Pour toutes ces opérations, Yveline utilise une multitude d’outils : nébuliseurs, petites éponges pour agripper les poussières, pinceaux de toutes sortes, peignes, brosses… Pas moins de trois journées de travail auront ainsi été nécessaires pour redonner au héros du siège de Paris un peu de sa splendeur. A l’issue desquelles Yveline a un remis un rapport au musée précisant chacune des étapes de son intervention. Un document que le pigeon n’a cette fois pas pris sous ses ailes…
Rodolphe Pays
(Photos Thierry Debonnaire)
Le goût de la découverte
Restauratrice de matières organiques, Yveline Huguet redonne de la vie et des couleurs à des animaux aussi différents que les oiseaux, les mammifères, les crustacés, les coquillages, les insectes…
Elle met son savoir-faire au service de musées comme celui du quai Branly ou du Louvre-Lens ou encore de galeries ou de zoos. Sans pratiquer elle-même cette discipline, elle travaille aussi pour des passionnés de taxidermie. Et elle forme par ailleurs des jeunes d’un lycée professionnel parisien aux techniques de l’entretien du patrimoine.

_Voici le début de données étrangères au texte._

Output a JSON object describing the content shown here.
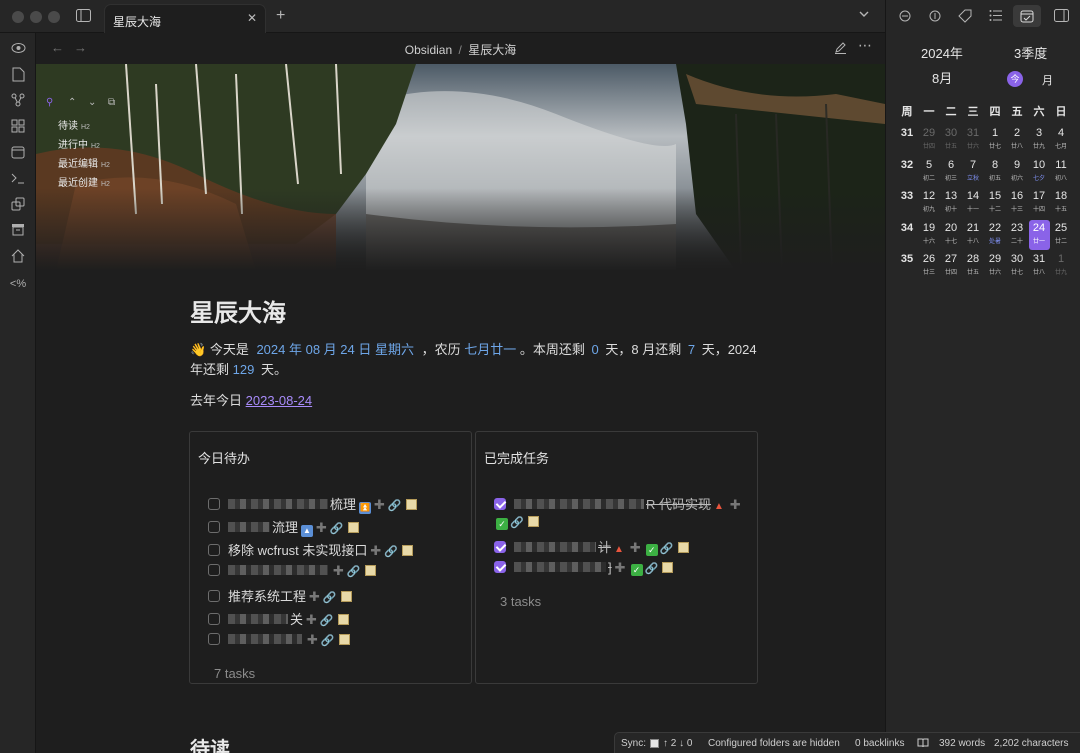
{
  "tab": {
    "title": "星辰大海",
    "close": "✕",
    "new": "+"
  },
  "header": {
    "breadcrumb_parent": "Obsidian",
    "breadcrumb_sep": "/",
    "breadcrumb_current": "星辰大海"
  },
  "outline": {
    "items": [
      {
        "label": "待读",
        "level": "H2"
      },
      {
        "label": "进行中",
        "level": "H2"
      },
      {
        "label": "最近编辑",
        "level": "H2"
      },
      {
        "label": "最近创建",
        "level": "H2"
      }
    ]
  },
  "note": {
    "title": "星辰大海",
    "line1_wave": "👋",
    "line1_a": "今天是",
    "line1_date": "2024 年 08 月 24 日 星期六",
    "line1_b": "，农历",
    "line1_lunar": "七月廿一",
    "line1_c": "。本周还剩",
    "line1_week": "0",
    "line1_d": "天，8 月还剩",
    "line1_month": "7",
    "line1_e": "天，2024",
    "line2_a": "年还剩",
    "line2_year": "129",
    "line2_b": "天。",
    "lastyear_label": "去年今日",
    "lastyear_link": "2023-08-24",
    "next_heading": "待读"
  },
  "todo": {
    "title": "今日待办",
    "tasks": [
      {
        "text": "梳理"
      },
      {
        "text": "流理"
      },
      {
        "text": "移除 wcfrust 未实现接口"
      },
      {
        "text": ""
      },
      {
        "text": "推荐系统工程"
      },
      {
        "text": "关"
      },
      {
        "text": ""
      }
    ],
    "count": "7 tasks"
  },
  "done": {
    "title": "已完成任务",
    "tasks": [
      {
        "text": "R 代码实现"
      },
      {
        "text": "计"
      },
      {
        "text": "]"
      }
    ],
    "count": "3 tasks"
  },
  "calendar": {
    "year": "2024年",
    "quarter": "3季度",
    "month": "8月",
    "today_btn": "今",
    "month_view": "月",
    "weekdays": [
      "周",
      "一",
      "二",
      "三",
      "四",
      "五",
      "六",
      "日"
    ],
    "weeks": [
      {
        "wk": "31",
        "days": [
          [
            "29",
            "廿四",
            1
          ],
          [
            "30",
            "廿五",
            1
          ],
          [
            "31",
            "廿六",
            1
          ],
          [
            "1",
            "廿七",
            0
          ],
          [
            "2",
            "廿八",
            0
          ],
          [
            "3",
            "廿九",
            0
          ],
          [
            "4",
            "七月",
            0
          ]
        ]
      },
      {
        "wk": "32",
        "days": [
          [
            "5",
            "初二",
            0
          ],
          [
            "6",
            "初三",
            0
          ],
          [
            "7",
            "立秋",
            0
          ],
          [
            "8",
            "初五",
            0
          ],
          [
            "9",
            "初六",
            0
          ],
          [
            "10",
            "七夕",
            0
          ],
          [
            "11",
            "初八",
            0
          ]
        ]
      },
      {
        "wk": "33",
        "days": [
          [
            "12",
            "初九",
            0
          ],
          [
            "13",
            "初十",
            0
          ],
          [
            "14",
            "十一",
            0
          ],
          [
            "15",
            "十二",
            0
          ],
          [
            "16",
            "十三",
            0
          ],
          [
            "17",
            "十四",
            0
          ],
          [
            "18",
            "十五",
            0
          ]
        ]
      },
      {
        "wk": "34",
        "days": [
          [
            "19",
            "十六",
            0
          ],
          [
            "20",
            "十七",
            0
          ],
          [
            "21",
            "十八",
            0
          ],
          [
            "22",
            "处暑",
            0
          ],
          [
            "23",
            "二十",
            0
          ],
          [
            "24",
            "廿一",
            0
          ],
          [
            "25",
            "廿二",
            0
          ]
        ]
      },
      {
        "wk": "35",
        "days": [
          [
            "26",
            "廿三",
            0
          ],
          [
            "27",
            "廿四",
            0
          ],
          [
            "28",
            "廿五",
            0
          ],
          [
            "29",
            "廿六",
            0
          ],
          [
            "30",
            "廿七",
            0
          ],
          [
            "31",
            "廿八",
            0
          ],
          [
            "1",
            "廿九",
            1
          ]
        ]
      }
    ],
    "selected_day": "24",
    "accent": "#8a63e8"
  },
  "status": {
    "sync_label": "Sync:",
    "sync_counts": "↑ 2 ↓ 0",
    "folders": "Configured folders are hidden",
    "backlinks": "0 backlinks",
    "words": "392 words",
    "chars": "2,202 characters"
  }
}
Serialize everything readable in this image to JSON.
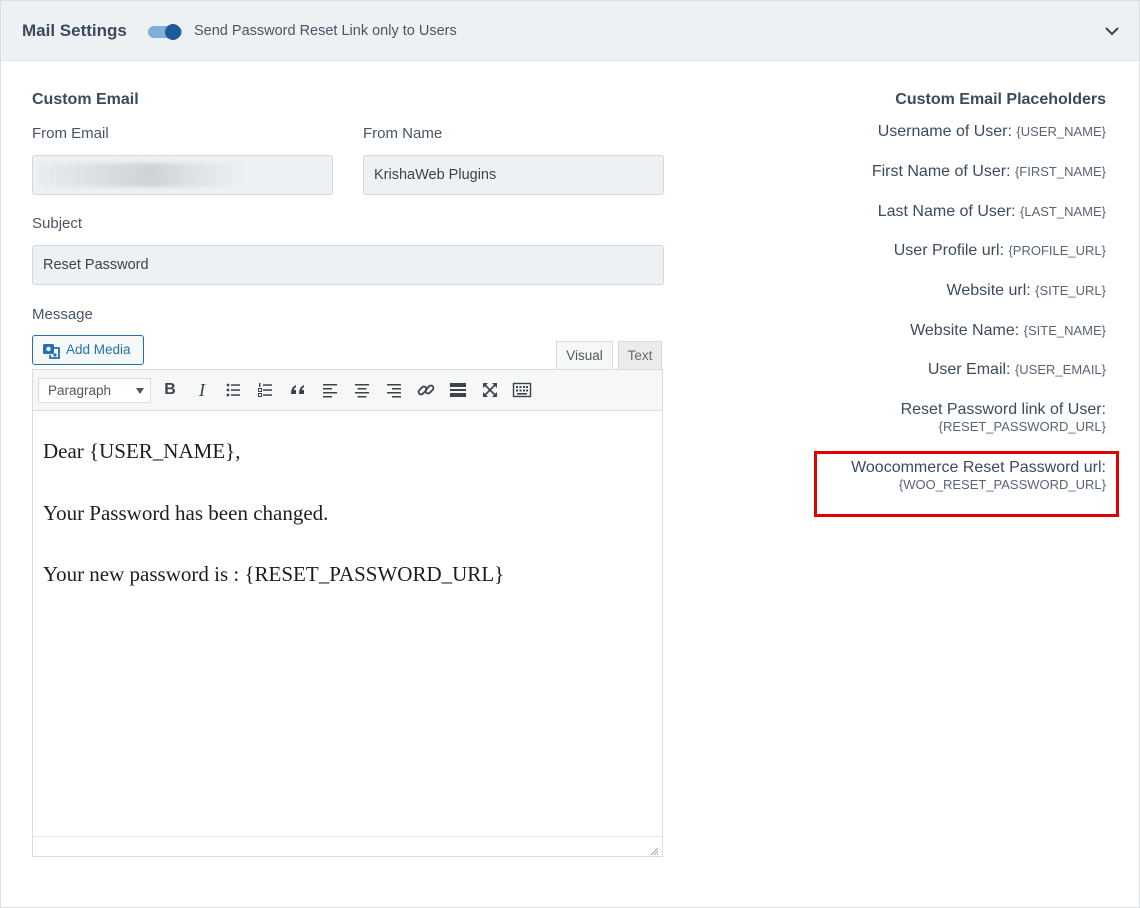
{
  "header": {
    "title": "Mail Settings",
    "toggle_label": "Send Password Reset Link only to Users",
    "toggle_on": true
  },
  "form": {
    "section_title": "Custom Email",
    "from_email_label": "From Email",
    "from_email_value": "",
    "from_name_label": "From Name",
    "from_name_value": "KrishaWeb Plugins",
    "subject_label": "Subject",
    "subject_value": "Reset Password",
    "message_label": "Message",
    "add_media_label": "Add Media"
  },
  "editor": {
    "tabs": [
      {
        "label": "Visual",
        "active": true
      },
      {
        "label": "Text",
        "active": false
      }
    ],
    "format_select": "Paragraph",
    "toolbar_icons": [
      "bold-icon",
      "italic-icon",
      "bullet-list-icon",
      "numbered-list-icon",
      "blockquote-icon",
      "align-left-icon",
      "align-center-icon",
      "align-right-icon",
      "link-icon",
      "read-more-icon",
      "fullscreen-icon",
      "toolbar-toggle-icon"
    ],
    "lines": [
      "Dear {USER_NAME},",
      "Your Password has been changed.",
      "Your new password is : {RESET_PASSWORD_URL}"
    ]
  },
  "placeholders": {
    "title": "Custom Email Placeholders",
    "items": [
      {
        "name": "Username of User:",
        "code": "{USER_NAME}"
      },
      {
        "name": "First Name of User:",
        "code": "{FIRST_NAME}"
      },
      {
        "name": "Last Name of User:",
        "code": "{LAST_NAME}"
      },
      {
        "name": "User Profile url:",
        "code": "{PROFILE_URL}"
      },
      {
        "name": "Website url:",
        "code": "{SITE_URL}"
      },
      {
        "name": "Website Name:",
        "code": "{SITE_NAME}"
      },
      {
        "name": "User Email:",
        "code": "{USER_EMAIL}"
      },
      {
        "name": "Reset Password link of User:",
        "code": "{RESET_PASSWORD_URL}"
      },
      {
        "name": "Woocommerce Reset Password url:",
        "code": "{WOO_RESET_PASSWORD_URL}"
      }
    ]
  },
  "colors": {
    "accent": "#2271b1",
    "toggle_knob": "#1f5a96",
    "highlight_border": "#e00000",
    "header_bg": "#eef1f4"
  }
}
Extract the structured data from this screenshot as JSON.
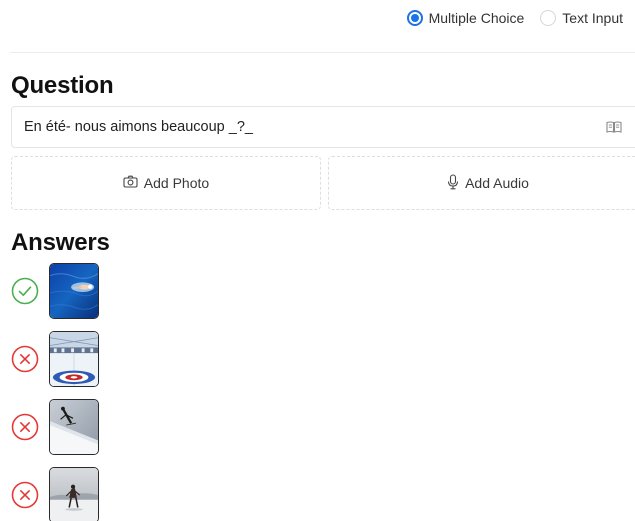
{
  "answer_type": {
    "options": [
      {
        "label": "Multiple Choice",
        "selected": true
      },
      {
        "label": "Text Input",
        "selected": false
      }
    ]
  },
  "question": {
    "heading": "Question",
    "text": "En été- nous aimons beaucoup _?_"
  },
  "media": {
    "photo_label": "Add Photo",
    "audio_label": "Add Audio"
  },
  "answers": {
    "heading": "Answers",
    "items": [
      {
        "status": "correct",
        "image": "swimmer-in-pool"
      },
      {
        "status": "incorrect",
        "image": "curling-rink"
      },
      {
        "status": "incorrect",
        "image": "skier-on-slope"
      },
      {
        "status": "incorrect",
        "image": "ice-skater"
      }
    ]
  },
  "colors": {
    "accent": "#1a73e8",
    "correct": "#4caf50",
    "incorrect": "#e53935"
  }
}
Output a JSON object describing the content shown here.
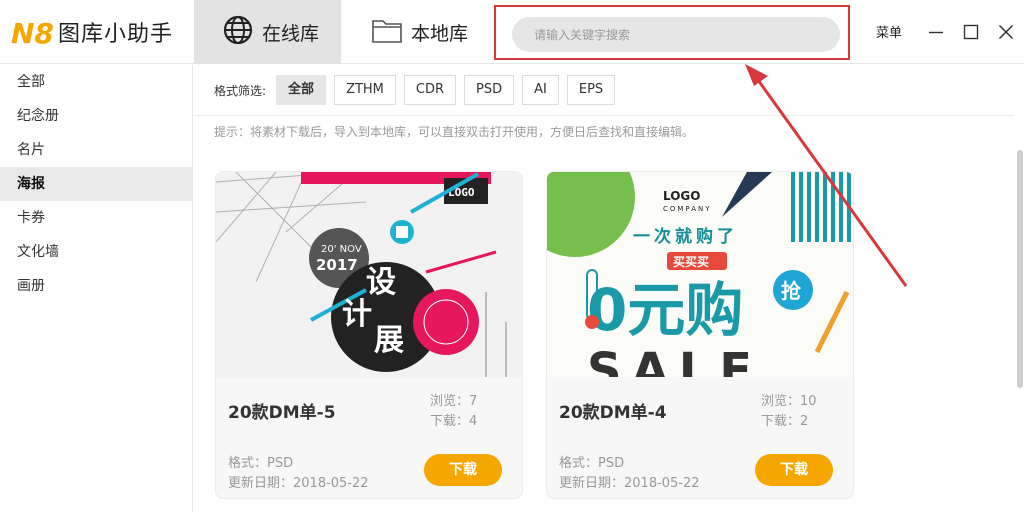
{
  "app": {
    "logo_mark": "N8",
    "name": "图库小助手"
  },
  "tabs": [
    {
      "label": "在线库",
      "icon": "globe-icon",
      "active": true
    },
    {
      "label": "本地库",
      "icon": "folder-icon",
      "active": false
    }
  ],
  "search": {
    "placeholder": "请输入关键字搜索"
  },
  "window": {
    "menu_label": "菜单"
  },
  "sidebar": {
    "items": [
      {
        "label": "全部",
        "active": false
      },
      {
        "label": "纪念册",
        "active": false
      },
      {
        "label": "名片",
        "active": false
      },
      {
        "label": "海报",
        "active": true
      },
      {
        "label": "卡券",
        "active": false
      },
      {
        "label": "文化墙",
        "active": false
      },
      {
        "label": "画册",
        "active": false
      }
    ]
  },
  "filter": {
    "title": "格式筛选:",
    "options": [
      {
        "label": "全部",
        "active": true
      },
      {
        "label": "ZTHM",
        "active": false
      },
      {
        "label": "CDR",
        "active": false
      },
      {
        "label": "PSD",
        "active": false
      },
      {
        "label": "AI",
        "active": false
      },
      {
        "label": "EPS",
        "active": false
      }
    ]
  },
  "tip": "提示：将素材下载后，导入到本地库，可以直接双击打开使用，方便日后查找和直接编辑。",
  "cards": [
    {
      "title": "20款DM单-5",
      "views_label": "浏览：7",
      "downloads_label": "下载：4",
      "format_label": "格式：PSD",
      "date_label": "更新日期：2018-05-22",
      "download_button": "下载",
      "thumb": {
        "date": "20' NOV",
        "year": "2017",
        "logo": "LOGO",
        "chars": [
          "设",
          "计",
          "展"
        ]
      }
    },
    {
      "title": "20款DM单-4",
      "views_label": "浏览：10",
      "downloads_label": "下载：2",
      "format_label": "格式：PSD",
      "date_label": "更新日期：2018-05-22",
      "download_button": "下载",
      "thumb": {
        "logo": "LOGO",
        "company": "COMPANY",
        "headline": "一次就购了",
        "badge": "买买买",
        "big": "0元购",
        "round": "抢",
        "sale": "SALE"
      }
    }
  ],
  "colors": {
    "accent": "#f5a700",
    "highlight_box": "#d9383a",
    "active_tab": "#e3e3e3",
    "logo_orange": "#f5a700"
  }
}
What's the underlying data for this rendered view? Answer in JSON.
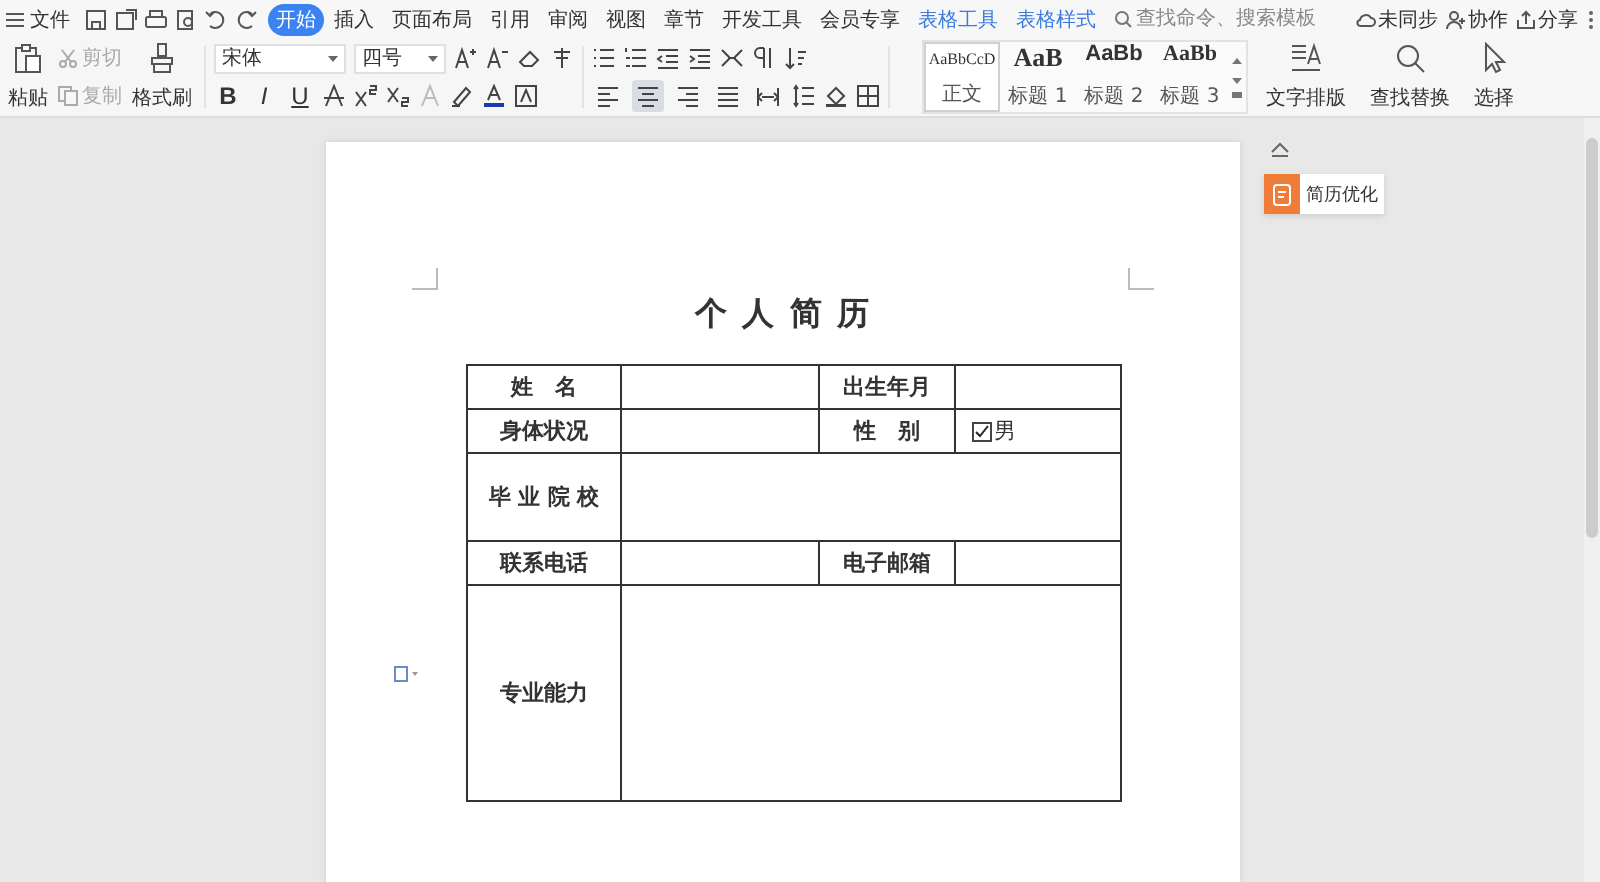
{
  "menubar": {
    "file_menu": "文件",
    "tabs": [
      {
        "label": "开始",
        "selected": true,
        "kind": "main"
      },
      {
        "label": "插入",
        "selected": false,
        "kind": "main"
      },
      {
        "label": "页面布局",
        "selected": false,
        "kind": "main"
      },
      {
        "label": "引用",
        "selected": false,
        "kind": "main"
      },
      {
        "label": "审阅",
        "selected": false,
        "kind": "main"
      },
      {
        "label": "视图",
        "selected": false,
        "kind": "main"
      },
      {
        "label": "章节",
        "selected": false,
        "kind": "main"
      },
      {
        "label": "开发工具",
        "selected": false,
        "kind": "main"
      },
      {
        "label": "会员专享",
        "selected": false,
        "kind": "main"
      },
      {
        "label": "表格工具",
        "selected": false,
        "kind": "context"
      },
      {
        "label": "表格样式",
        "selected": false,
        "kind": "context"
      }
    ],
    "search": {
      "placeholder": "查找命令、搜索模板"
    },
    "actions": [
      "未同步",
      "协作",
      "分享"
    ]
  },
  "ribbon": {
    "paste": "粘贴",
    "cut": {
      "label": "剪切",
      "disabled": true
    },
    "copy": {
      "label": "复制",
      "disabled": true
    },
    "format_painter": "格式刷",
    "font_name": "宋体",
    "font_size": "四号",
    "format_buttons": [
      "B",
      "I",
      "U"
    ],
    "alignment": [
      {
        "selected": false
      },
      {
        "selected": true
      },
      {
        "selected": false
      },
      {
        "selected": false
      },
      {
        "selected": false
      }
    ],
    "styles": [
      {
        "sample": "AaBbCcD",
        "label": "正文",
        "selected": true,
        "kind": "body"
      },
      {
        "sample": "AaB",
        "label": "标题 1",
        "selected": false,
        "kind": "h1"
      },
      {
        "sample": "AaBb",
        "label": "标题 2",
        "selected": false,
        "kind": "h2"
      },
      {
        "sample": "AaBb",
        "label": "标题 3",
        "selected": false,
        "kind": "h3"
      }
    ],
    "tools": [
      "文字排版",
      "查找替换",
      "选择"
    ]
  },
  "document": {
    "title": "个 人 简 历",
    "rows": [
      [
        {
          "text": "姓　名",
          "kind": "label"
        },
        {
          "text": "",
          "kind": "value"
        },
        {
          "text": "出生年月",
          "kind": "label"
        },
        {
          "text": "",
          "kind": "value"
        }
      ],
      [
        {
          "text": "身体状况",
          "kind": "label"
        },
        {
          "text": "",
          "kind": "value"
        },
        {
          "text": "性　别",
          "kind": "label"
        },
        {
          "text": "男",
          "kind": "checkbox",
          "checked": true
        }
      ],
      [
        {
          "text": "毕 业 院 校",
          "kind": "label"
        },
        {
          "text": "",
          "kind": "wide"
        }
      ],
      [
        {
          "text": "联系电话",
          "kind": "label"
        },
        {
          "text": "",
          "kind": "value"
        },
        {
          "text": "电子邮箱",
          "kind": "label"
        },
        {
          "text": "",
          "kind": "value"
        }
      ],
      [
        {
          "text": "专业能力",
          "kind": "label"
        },
        {
          "text": "",
          "kind": "tall"
        }
      ]
    ]
  },
  "sidebar": {
    "button": "简历优化"
  }
}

Si elle œuvre aujourd’hui dans un environnement qui tient tout à la fois du laboratoire médical et de l’atelier d’artiste, Yveline Huguet n’a pas toujours mené des activités professionnelles sédentaires.
Elle a ainsi d’abord exercé le métier d’infirmière, notamment en Afrique et en Asie. Elle s’est aussi occupée de rapatriement sanitaire. Son goût de la découverte, elle l’a également satisfait en étudiant des langues orientales, puis l’archéologie. Et c’est en 2005 qu’elle a obtenu ses diplômes de restauratrice et démarré une nouvelle aventure.